Bear in mind that this is someone who came to rule with Christianity fully embedded into Roman rule, and Julian rooted it out. He also took some important steps to improve relationships with Jews, who he had much deeper respect for, and even promised to help rebuild the Temple in Jerusalem, if for no other reason than to prove Christian prophesies wrong.
Montaigne liked the fact that he never took advantage of the women in conquered lands and lived a simple, disciplined life:
As for his sobriety, he always lived a soldierly life; and in full peacetime he ate like a man who was preparing and inuring himself to the austerity of war.
But he also became an emperor who believed in religious freedom. As Montaigne describes, he:
Urged that each man should serve his own religion without hindrance and without fear. This solicitation he made very urgently, in the hope that this complete freedom would augment the schisms and factions that divided them and would keep the people from uniting and consequently strengthening themselves against him by their concord and unanimous understanding; for he had learned by experience, from the cruelty of some Christians, that there is no beast in the world so much to be feared by man as man.

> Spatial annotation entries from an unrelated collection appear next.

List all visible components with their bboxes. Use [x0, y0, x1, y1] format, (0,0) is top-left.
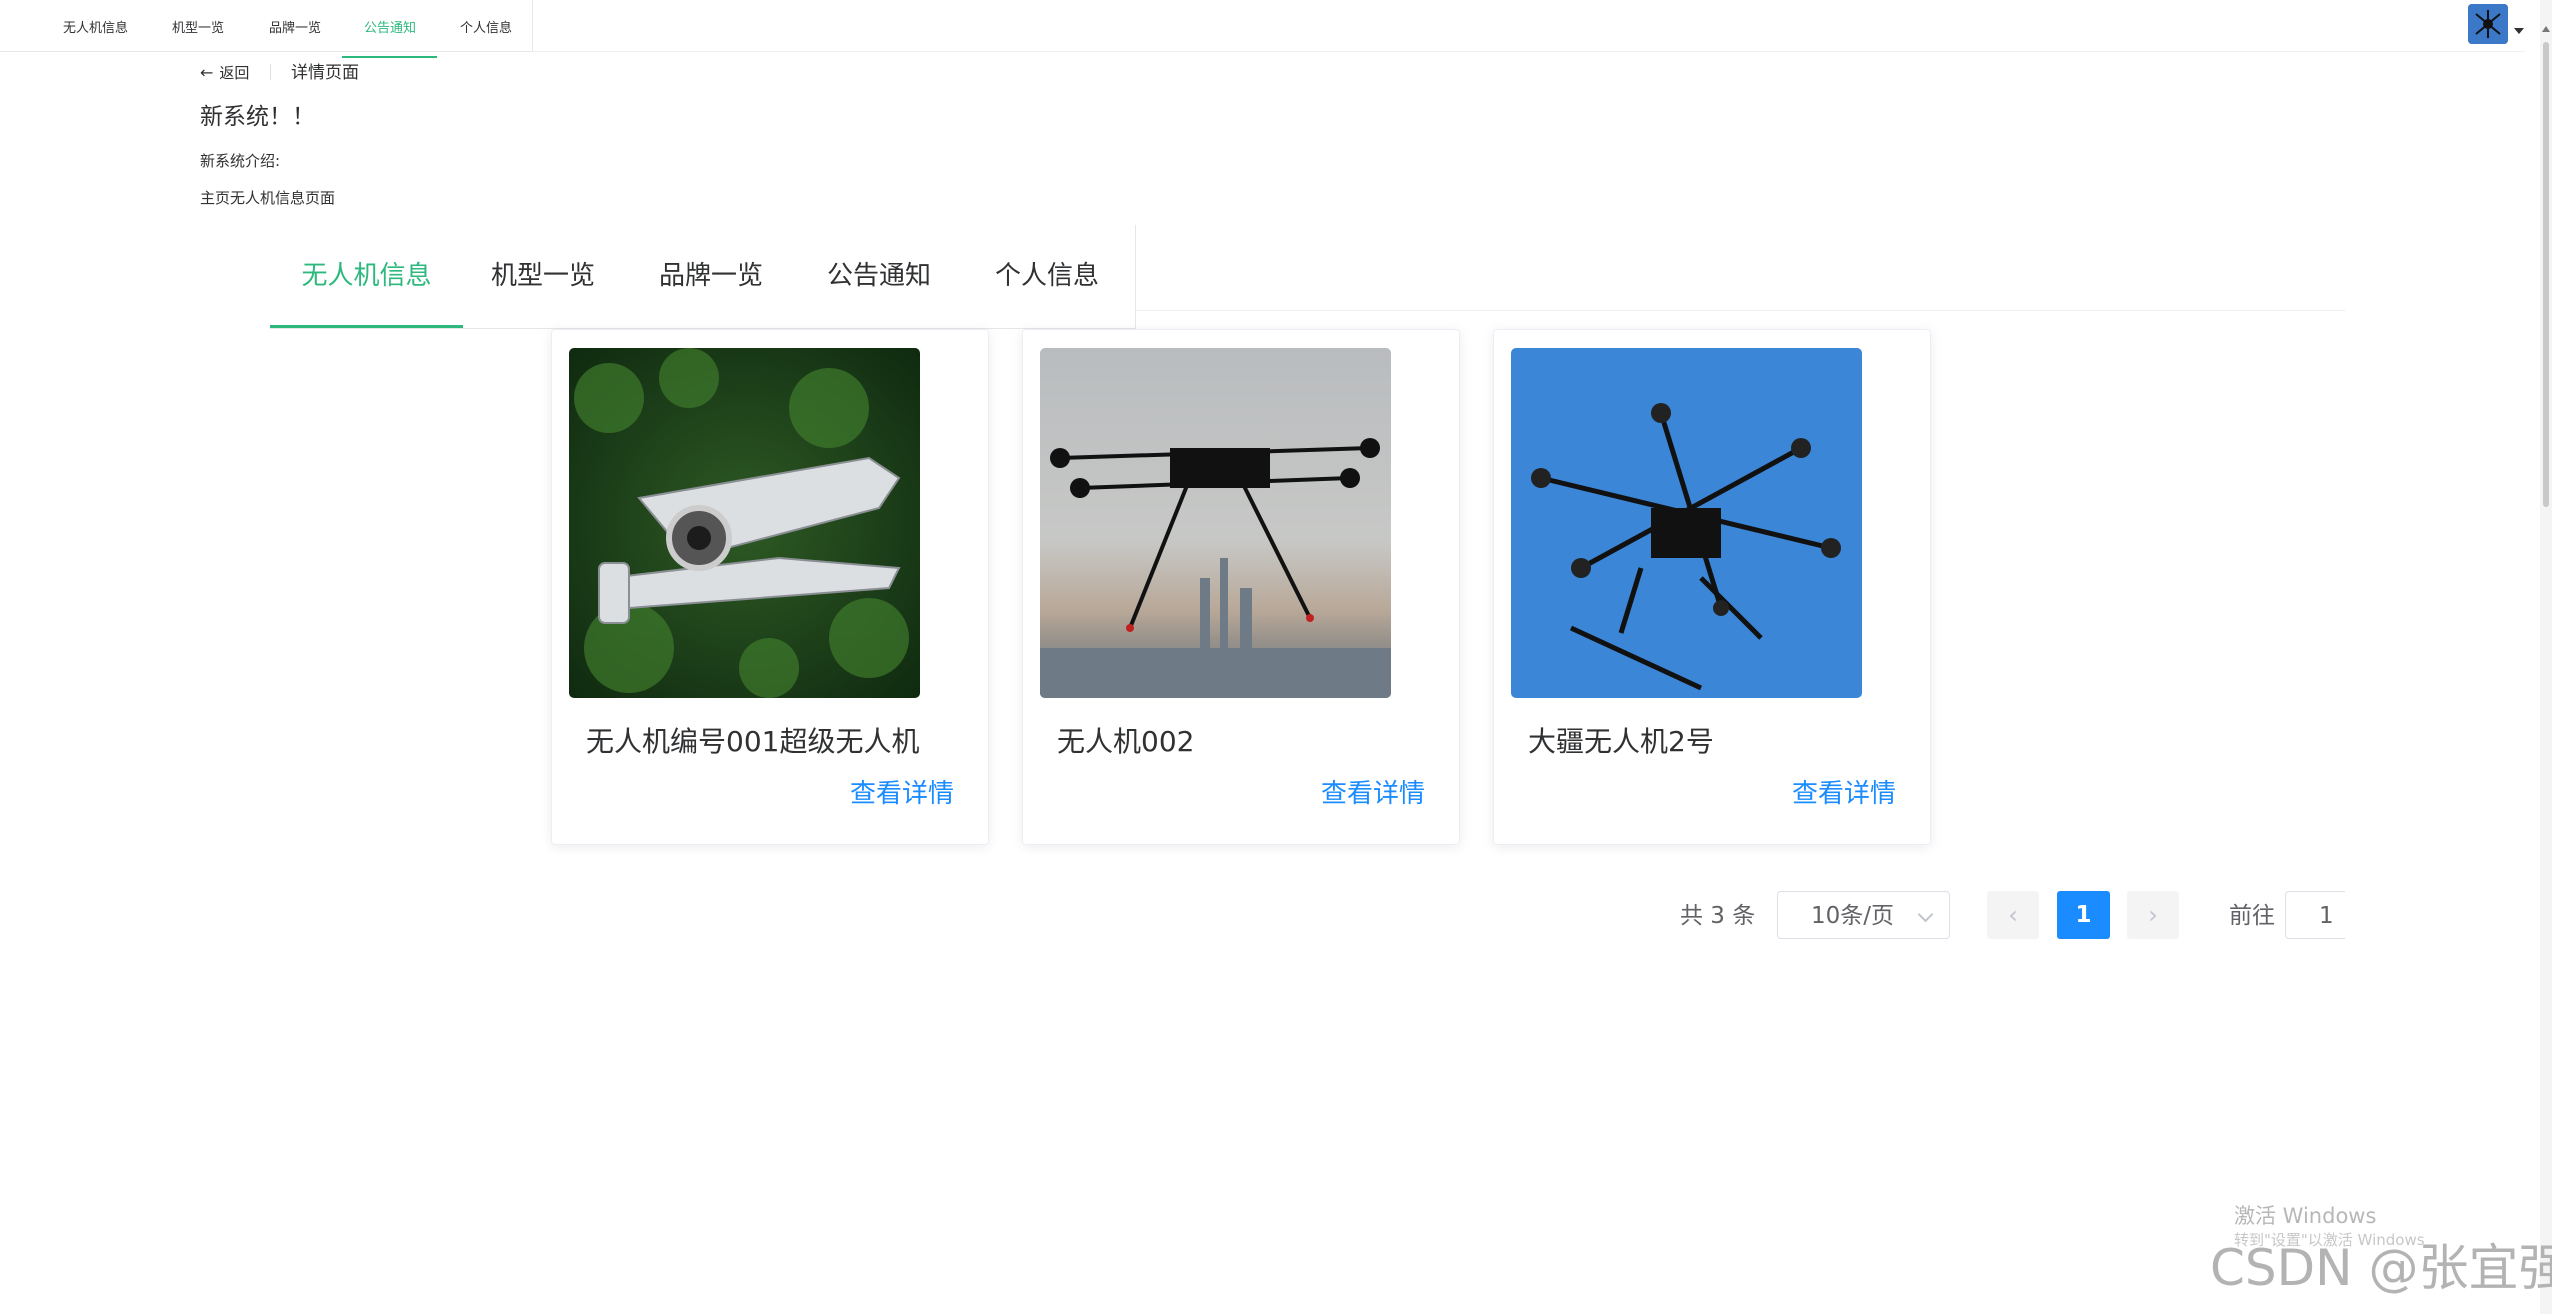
drone-name: 无人机002: [1057, 725, 1195, 758]
goto-label: 前往: [2229, 903, 2275, 929]
pagination-total: 共 3 条: [1680, 903, 1756, 929]
black-hexacopter-drone-photo: [1040, 348, 1391, 698]
drone-avatar-icon: [2468, 4, 2508, 44]
page-number-current[interactable]: 1: [2057, 891, 2110, 939]
nav-active-indicator: [342, 56, 437, 58]
nav-item-drone-info[interactable]: 无人机信息: [58, 0, 133, 51]
tab-active-indicator: [270, 325, 463, 328]
csdn-watermark: CSDN @张宜强: [2210, 1239, 2552, 1297]
windows-activation-title: 激活 Windows: [2234, 1204, 2377, 1228]
page-size-select[interactable]: 10条/页: [1777, 891, 1950, 939]
drone-card: 无人机编号001超级无人机 查看详情: [551, 329, 989, 845]
arrow-left-icon: ←: [200, 63, 214, 82]
notice-intro: 新系统介绍:: [200, 152, 281, 170]
tab-profile[interactable]: 个人信息: [984, 225, 1110, 325]
nav-item-notices[interactable]: 公告通知: [360, 0, 420, 51]
next-page-button[interactable]: ›: [2127, 891, 2179, 939]
tab-models[interactable]: 机型一览: [480, 225, 606, 325]
view-details-link[interactable]: 查看详情: [850, 777, 954, 811]
top-navigation-menu: 无人机信息 机型一览 品牌一览 公告通知 个人信息: [0, 0, 533, 58]
drone-card: 无人机002 查看详情: [1022, 329, 1460, 845]
caret-down-icon[interactable]: [2514, 28, 2524, 34]
back-label: 返回: [219, 64, 250, 82]
drone-card: 大疆无人机2号 查看详情: [1493, 329, 1931, 845]
black-octocopter-drone-photo: [1511, 348, 1862, 698]
white-quadcopter-drone-photo: [569, 348, 920, 698]
scroll-up-icon[interactable]: [2542, 26, 2550, 32]
prev-page-button[interactable]: ‹: [1987, 891, 2039, 939]
tab-brands[interactable]: 品牌一览: [648, 225, 774, 325]
header-divider: [532, 51, 2525, 52]
nav-item-models[interactable]: 机型一览: [168, 0, 228, 51]
drone-image: [569, 348, 920, 698]
drone-name: 大疆无人机2号: [1528, 725, 1714, 758]
scrollbar-thumb[interactable]: [2543, 42, 2549, 507]
page-size-value: 10条/页: [1811, 903, 1895, 929]
page-header-content: 详情页面: [291, 63, 359, 83]
chevron-right-icon: ›: [2148, 901, 2158, 929]
chevron-down-icon: [1917, 906, 1934, 923]
notice-title: 新系统！！: [200, 104, 315, 130]
drone-name: 无人机编号001超级无人机: [586, 725, 920, 758]
chevron-left-icon: ‹: [2008, 901, 2018, 929]
tab-notices[interactable]: 公告通知: [816, 225, 942, 325]
nav-item-profile[interactable]: 个人信息: [456, 0, 516, 51]
tab-drone-info[interactable]: 无人机信息: [270, 225, 463, 325]
view-details-link[interactable]: 查看详情: [1321, 777, 1425, 811]
notice-body: 主页无人机信息页面: [200, 189, 336, 207]
user-avatar[interactable]: [2468, 4, 2508, 44]
tabs-divider: [1135, 310, 2346, 311]
goto-page-input[interactable]: 1: [2285, 891, 2345, 939]
back-button[interactable]: ← 返回: [200, 62, 249, 84]
page-header-divider: [270, 64, 271, 80]
drone-image: [1040, 348, 1391, 698]
view-details-link[interactable]: 查看详情: [1792, 777, 1896, 811]
drone-image: [1511, 348, 1862, 698]
content-tabs: 无人机信息 机型一览 品牌一览 公告通知 个人信息: [270, 225, 1136, 329]
nav-item-brands[interactable]: 品牌一览: [265, 0, 325, 51]
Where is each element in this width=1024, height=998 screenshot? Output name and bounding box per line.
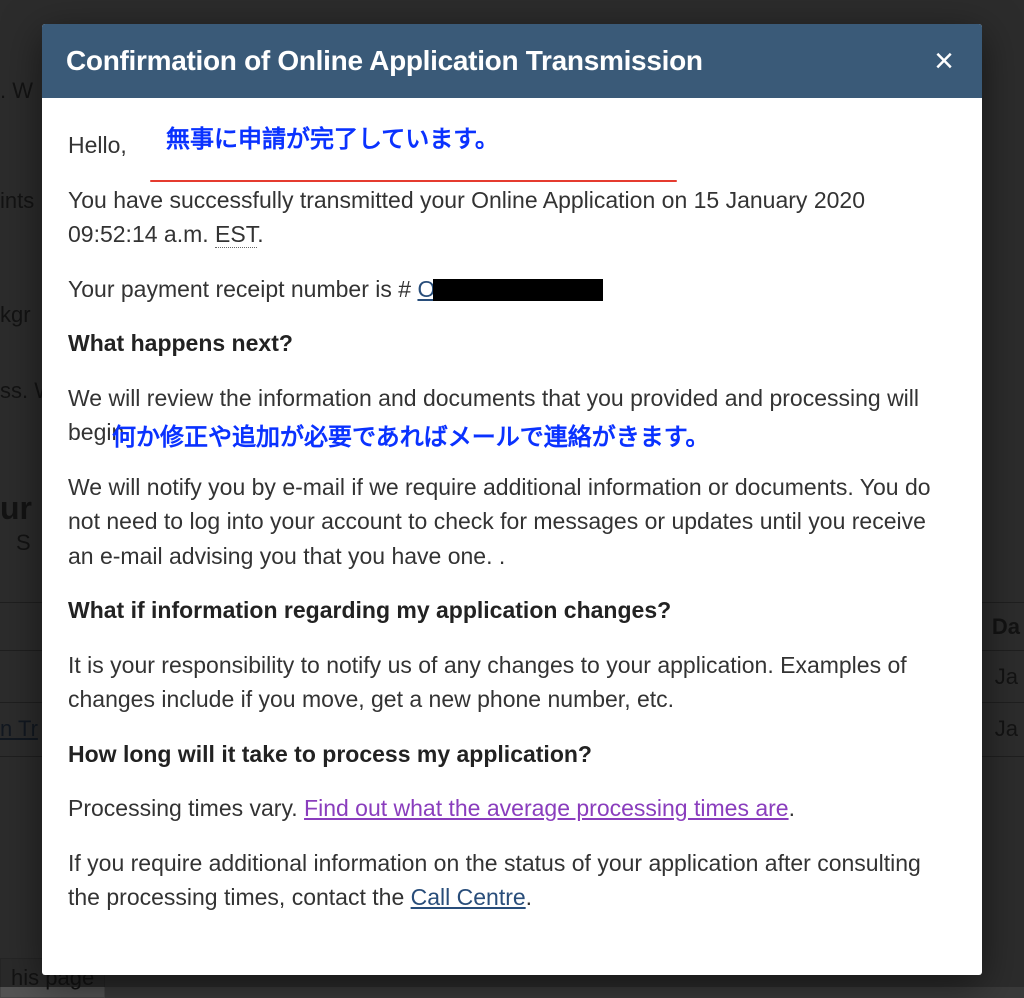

In the past, I’ve wondered if this essay were extremely esoteric—aimed at reaching only a few close friends who might understand why this topic is important to him. But now I wonder if Montaigne saw in Julian’s conversion away from Christianity something similar to Etienne de La Boetie on his deathbed, when he returned to Judaism.
I came across this quote from Maurice Merleau-Ponty recently that struck a chord:
What if language expresses as much by what is between words as by the words themselves? By that which it does not ‘say’ as by what it ‘says’? And what if, hidden in empirical language, there is a second-order language in which signs once again lead the vague life of colors, and in which significations never free themselves completely from the intercourse of signs?
Why would Montaigne occasionally need to communicate like this? I will let Nietzsche have the last word:
At times we need a rest from ourselves by looking upon, by looking down upon, ourselves and, from an artistic distance, laughing over ourselves or keeping over ourselves. We must discover the hero no less than the fool in our passion for knowledge; we must occasionally find pleasure in our folly, or we cannot continue to find pleasure in our wisdom.